Fundamentals, overtones, and combinations in the Raman spectrum of graphite

Raman spectra of highly oriented pyrolytic graphite (HOPG) and pyrolytic graphite (PG) have been investigated in the region between 200 and 7000 cm^-1. The high signal-to-noise ratio measurements reveal the existence of new bands in the fundamental and the higher-order regions. The excitation wavelength (λ) dependence of Raman spectra is also studied using 457.9-, 488.0-, and 514.5-nm excitation. It is found that the λ dependence of Raman bands is classified into three types, i.e., upward shifted, insensitive, and downward shifted bands; with the increase of the excitation wavelength. The ratios of the relative intensities of Raman bands against the E_2g mode (1580 cm^-1) between the edge and the basal planes (I¯_edge/I¯_basal) are examined. The fundamental and higher-order modes which become Raman active by degradation of translational symmetry increase their relative intensities in the edge plane. On the other hand, the overtone and combination modes satisfying the wave-vector selection rule by the combination of nonzero wave vectors with opposite sign show similar relative intensities between the basal and the edge planes. The assignments of Raman bands is conducted using the λ dependence and I¯_edge/I¯_basal for HOPG and PG. Most of the Raman bands in the higher-order region can be successfully assigned as the overtones and combinations between G, D, and D′ modes.

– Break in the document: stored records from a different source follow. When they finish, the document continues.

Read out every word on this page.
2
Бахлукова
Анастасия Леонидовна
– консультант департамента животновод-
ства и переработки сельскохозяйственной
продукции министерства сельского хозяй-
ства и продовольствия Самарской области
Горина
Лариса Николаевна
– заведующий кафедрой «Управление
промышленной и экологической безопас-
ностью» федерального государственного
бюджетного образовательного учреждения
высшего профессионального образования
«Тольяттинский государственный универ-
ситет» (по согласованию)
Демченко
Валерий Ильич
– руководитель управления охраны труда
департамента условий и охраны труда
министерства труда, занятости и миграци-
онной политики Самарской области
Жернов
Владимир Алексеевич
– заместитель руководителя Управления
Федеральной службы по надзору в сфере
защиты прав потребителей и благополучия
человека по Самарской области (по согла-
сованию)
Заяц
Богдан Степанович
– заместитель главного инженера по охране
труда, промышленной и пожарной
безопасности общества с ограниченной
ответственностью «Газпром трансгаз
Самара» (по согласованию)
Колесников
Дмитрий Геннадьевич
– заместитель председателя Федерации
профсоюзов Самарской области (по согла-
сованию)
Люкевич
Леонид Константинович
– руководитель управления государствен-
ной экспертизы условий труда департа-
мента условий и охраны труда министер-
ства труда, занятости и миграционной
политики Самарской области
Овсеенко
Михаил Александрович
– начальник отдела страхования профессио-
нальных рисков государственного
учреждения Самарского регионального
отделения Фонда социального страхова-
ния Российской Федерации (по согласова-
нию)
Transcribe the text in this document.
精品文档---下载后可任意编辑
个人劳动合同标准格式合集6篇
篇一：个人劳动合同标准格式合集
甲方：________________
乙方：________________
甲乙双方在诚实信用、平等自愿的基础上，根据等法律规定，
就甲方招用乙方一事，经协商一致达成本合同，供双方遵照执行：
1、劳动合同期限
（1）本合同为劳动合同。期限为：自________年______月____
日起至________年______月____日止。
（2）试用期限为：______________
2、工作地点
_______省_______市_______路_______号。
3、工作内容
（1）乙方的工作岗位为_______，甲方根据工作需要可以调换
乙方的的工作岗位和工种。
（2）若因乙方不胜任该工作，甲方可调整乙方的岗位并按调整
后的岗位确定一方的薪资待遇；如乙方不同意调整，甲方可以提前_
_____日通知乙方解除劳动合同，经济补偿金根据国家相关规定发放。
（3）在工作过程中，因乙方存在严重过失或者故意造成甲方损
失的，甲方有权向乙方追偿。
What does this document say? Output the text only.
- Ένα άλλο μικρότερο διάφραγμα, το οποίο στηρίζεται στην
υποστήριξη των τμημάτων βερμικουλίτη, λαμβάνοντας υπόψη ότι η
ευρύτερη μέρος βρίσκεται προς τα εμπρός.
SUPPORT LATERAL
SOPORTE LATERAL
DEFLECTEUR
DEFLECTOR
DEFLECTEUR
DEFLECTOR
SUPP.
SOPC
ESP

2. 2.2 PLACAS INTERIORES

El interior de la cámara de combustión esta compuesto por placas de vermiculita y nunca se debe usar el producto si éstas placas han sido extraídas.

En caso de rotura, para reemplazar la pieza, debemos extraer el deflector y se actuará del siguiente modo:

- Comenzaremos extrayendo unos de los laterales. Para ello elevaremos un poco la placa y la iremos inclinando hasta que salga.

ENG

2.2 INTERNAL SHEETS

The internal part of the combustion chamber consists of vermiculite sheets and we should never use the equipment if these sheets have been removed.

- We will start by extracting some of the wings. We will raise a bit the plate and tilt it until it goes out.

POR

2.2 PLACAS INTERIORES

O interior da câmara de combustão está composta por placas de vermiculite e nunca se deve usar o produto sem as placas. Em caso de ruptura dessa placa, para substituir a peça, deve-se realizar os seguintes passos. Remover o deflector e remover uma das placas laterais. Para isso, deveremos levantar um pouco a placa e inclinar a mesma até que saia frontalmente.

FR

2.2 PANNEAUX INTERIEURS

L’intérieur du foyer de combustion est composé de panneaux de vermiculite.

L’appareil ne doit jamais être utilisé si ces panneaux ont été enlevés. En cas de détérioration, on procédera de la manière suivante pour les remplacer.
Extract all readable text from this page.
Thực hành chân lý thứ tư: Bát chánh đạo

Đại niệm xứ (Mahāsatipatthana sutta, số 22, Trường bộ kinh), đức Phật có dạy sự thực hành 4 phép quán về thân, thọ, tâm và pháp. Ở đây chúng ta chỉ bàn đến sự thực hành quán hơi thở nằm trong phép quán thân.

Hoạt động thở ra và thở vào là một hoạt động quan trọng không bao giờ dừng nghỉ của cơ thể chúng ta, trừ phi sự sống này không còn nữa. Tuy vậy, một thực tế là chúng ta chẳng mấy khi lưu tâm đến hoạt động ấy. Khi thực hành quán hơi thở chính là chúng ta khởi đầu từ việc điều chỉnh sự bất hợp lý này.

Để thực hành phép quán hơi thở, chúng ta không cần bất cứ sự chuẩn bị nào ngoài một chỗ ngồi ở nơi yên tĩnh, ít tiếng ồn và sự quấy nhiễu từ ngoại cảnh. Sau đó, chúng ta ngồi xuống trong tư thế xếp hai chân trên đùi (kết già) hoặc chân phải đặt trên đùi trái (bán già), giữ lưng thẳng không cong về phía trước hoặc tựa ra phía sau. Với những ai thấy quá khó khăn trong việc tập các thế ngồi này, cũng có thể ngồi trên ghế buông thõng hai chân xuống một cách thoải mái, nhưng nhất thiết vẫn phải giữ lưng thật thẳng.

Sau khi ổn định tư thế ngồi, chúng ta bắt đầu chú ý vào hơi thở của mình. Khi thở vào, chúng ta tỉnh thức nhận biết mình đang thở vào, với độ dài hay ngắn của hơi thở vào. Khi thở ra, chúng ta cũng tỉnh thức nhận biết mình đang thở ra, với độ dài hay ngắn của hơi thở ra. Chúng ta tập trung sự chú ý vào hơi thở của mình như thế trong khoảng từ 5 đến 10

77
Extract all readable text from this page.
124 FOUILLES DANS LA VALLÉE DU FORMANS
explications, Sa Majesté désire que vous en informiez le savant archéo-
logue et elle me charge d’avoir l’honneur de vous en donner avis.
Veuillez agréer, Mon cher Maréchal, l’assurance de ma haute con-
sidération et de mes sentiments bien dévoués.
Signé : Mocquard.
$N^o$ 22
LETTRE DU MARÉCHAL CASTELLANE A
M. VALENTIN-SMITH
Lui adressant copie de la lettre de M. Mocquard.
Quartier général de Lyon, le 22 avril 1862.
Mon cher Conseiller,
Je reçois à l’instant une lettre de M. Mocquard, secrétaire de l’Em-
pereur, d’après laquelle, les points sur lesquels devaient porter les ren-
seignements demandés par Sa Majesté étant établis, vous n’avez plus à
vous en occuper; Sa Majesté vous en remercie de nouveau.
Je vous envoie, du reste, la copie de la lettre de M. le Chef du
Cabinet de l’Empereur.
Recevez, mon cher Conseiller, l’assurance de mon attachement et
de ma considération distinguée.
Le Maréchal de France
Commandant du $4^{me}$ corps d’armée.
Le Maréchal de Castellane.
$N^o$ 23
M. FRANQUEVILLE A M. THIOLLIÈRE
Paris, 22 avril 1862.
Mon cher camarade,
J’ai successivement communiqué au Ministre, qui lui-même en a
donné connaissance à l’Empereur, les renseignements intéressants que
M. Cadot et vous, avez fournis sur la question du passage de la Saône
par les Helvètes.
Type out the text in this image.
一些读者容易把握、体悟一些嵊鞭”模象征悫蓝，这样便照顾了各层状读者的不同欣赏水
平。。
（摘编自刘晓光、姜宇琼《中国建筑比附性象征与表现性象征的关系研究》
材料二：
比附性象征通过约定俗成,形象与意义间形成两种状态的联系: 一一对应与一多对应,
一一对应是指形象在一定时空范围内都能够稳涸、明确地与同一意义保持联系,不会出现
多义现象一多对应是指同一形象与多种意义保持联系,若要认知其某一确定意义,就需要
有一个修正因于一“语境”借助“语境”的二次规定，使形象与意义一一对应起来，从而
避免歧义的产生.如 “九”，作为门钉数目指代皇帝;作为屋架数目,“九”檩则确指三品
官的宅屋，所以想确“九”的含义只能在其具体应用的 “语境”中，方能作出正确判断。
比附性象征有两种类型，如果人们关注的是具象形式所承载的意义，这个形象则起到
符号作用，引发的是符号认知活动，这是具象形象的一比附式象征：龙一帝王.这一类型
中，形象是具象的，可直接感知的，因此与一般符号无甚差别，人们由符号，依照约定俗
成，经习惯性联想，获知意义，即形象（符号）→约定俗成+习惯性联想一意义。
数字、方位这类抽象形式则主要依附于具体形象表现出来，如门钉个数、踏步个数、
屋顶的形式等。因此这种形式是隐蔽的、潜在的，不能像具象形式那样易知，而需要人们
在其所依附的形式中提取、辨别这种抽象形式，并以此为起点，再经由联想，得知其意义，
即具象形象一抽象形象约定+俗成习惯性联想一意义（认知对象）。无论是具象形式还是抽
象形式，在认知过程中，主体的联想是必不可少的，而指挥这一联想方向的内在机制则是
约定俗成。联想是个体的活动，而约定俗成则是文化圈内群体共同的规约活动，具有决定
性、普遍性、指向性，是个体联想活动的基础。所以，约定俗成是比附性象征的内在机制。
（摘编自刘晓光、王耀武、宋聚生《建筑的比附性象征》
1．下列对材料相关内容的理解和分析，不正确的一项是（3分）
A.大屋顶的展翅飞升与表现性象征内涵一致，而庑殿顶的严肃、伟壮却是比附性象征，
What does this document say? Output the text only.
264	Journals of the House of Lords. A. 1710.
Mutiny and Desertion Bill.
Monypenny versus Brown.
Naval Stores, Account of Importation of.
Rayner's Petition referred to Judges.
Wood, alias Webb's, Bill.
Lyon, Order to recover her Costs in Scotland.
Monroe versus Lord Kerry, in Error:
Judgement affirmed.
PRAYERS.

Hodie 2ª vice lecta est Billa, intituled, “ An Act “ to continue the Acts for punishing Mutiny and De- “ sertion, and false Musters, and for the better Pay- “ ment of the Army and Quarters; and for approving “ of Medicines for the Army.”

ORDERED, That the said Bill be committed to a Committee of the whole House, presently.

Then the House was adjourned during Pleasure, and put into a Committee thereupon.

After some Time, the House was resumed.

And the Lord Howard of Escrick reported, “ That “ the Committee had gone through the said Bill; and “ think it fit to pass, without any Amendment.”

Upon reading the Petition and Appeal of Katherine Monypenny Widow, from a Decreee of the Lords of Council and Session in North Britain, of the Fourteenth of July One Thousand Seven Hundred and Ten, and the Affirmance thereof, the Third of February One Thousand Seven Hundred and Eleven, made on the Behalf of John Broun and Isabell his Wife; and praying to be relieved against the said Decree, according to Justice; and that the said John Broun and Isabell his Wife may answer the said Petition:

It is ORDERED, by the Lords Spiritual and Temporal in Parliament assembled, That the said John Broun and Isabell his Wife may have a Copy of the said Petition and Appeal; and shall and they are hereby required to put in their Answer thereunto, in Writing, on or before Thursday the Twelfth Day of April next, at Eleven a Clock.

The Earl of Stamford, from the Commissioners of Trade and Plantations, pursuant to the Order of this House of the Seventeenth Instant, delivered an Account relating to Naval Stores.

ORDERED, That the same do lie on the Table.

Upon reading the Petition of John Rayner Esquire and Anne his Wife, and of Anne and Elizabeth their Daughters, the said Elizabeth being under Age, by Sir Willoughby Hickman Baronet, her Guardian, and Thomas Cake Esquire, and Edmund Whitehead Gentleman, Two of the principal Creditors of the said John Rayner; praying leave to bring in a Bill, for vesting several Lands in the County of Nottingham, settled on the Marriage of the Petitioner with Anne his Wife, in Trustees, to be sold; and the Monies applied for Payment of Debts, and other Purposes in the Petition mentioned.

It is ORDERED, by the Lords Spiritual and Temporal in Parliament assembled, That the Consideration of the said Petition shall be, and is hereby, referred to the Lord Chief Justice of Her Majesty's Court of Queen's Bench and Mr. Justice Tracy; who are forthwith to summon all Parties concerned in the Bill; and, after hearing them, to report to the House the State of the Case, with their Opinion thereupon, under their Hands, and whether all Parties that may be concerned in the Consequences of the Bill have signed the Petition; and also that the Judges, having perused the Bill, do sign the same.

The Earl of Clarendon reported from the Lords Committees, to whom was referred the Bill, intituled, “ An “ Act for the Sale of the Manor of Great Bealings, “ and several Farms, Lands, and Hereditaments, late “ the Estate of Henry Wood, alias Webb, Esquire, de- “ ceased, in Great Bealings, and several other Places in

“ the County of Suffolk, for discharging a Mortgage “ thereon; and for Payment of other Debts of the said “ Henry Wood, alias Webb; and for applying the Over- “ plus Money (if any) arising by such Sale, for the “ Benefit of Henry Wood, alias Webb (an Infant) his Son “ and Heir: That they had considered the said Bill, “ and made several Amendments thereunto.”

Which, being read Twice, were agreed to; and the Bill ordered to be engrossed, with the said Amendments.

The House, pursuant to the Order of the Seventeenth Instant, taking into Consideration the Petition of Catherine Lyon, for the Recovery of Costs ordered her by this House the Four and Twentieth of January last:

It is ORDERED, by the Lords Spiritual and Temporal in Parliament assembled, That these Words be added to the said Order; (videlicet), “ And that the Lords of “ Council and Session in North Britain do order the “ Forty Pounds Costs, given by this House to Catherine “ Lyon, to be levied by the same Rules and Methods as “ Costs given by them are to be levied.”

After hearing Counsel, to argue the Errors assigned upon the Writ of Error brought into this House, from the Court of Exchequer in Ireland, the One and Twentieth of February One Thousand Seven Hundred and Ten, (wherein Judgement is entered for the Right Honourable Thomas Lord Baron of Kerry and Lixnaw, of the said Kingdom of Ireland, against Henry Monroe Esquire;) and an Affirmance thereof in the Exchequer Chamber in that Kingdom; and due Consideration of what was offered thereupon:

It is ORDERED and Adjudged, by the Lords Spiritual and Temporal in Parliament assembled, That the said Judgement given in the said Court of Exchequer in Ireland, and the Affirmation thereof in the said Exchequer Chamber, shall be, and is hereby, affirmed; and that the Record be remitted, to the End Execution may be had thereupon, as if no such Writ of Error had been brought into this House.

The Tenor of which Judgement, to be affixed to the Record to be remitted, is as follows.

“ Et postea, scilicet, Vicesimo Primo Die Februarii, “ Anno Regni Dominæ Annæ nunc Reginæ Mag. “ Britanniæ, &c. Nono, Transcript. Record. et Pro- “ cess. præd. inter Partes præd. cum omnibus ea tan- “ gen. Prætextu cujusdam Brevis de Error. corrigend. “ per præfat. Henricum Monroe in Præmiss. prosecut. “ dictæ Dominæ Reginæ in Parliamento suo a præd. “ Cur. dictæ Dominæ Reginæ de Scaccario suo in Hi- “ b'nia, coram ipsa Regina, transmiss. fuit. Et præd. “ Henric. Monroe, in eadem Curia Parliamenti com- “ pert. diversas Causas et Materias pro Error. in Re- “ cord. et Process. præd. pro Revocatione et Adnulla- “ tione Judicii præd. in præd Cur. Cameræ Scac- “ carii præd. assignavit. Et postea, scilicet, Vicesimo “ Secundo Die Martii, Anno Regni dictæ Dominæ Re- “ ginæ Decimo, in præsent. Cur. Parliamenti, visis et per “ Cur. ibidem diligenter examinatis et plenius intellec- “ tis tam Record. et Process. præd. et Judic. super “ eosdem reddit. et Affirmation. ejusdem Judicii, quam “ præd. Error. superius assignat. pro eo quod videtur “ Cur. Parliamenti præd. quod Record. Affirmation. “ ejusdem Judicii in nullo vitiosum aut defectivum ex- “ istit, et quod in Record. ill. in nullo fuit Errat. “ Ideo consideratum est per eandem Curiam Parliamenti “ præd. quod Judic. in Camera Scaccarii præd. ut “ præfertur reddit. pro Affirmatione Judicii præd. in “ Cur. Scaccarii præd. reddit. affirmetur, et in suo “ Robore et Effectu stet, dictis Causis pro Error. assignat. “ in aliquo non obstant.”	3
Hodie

It is suggested that the additional fundamental modes exist at 810 and 1080 cm^-1 which are due to features in the density of states other than the 1355- and 1620-cm^-1 modes. These fundamentals show λ dependence opposite to the 1355-cm^-1 mode. Although some of the observed fundamentals or higher-order modes for HOPG (∼1480 and 1754 cm^-1) and PG (1469 cm^-1) in this work cannot be completely explained by the existing density-of-states calculation, it is definitely denied that they are due to adsorbates, oxidized species, and other impurities.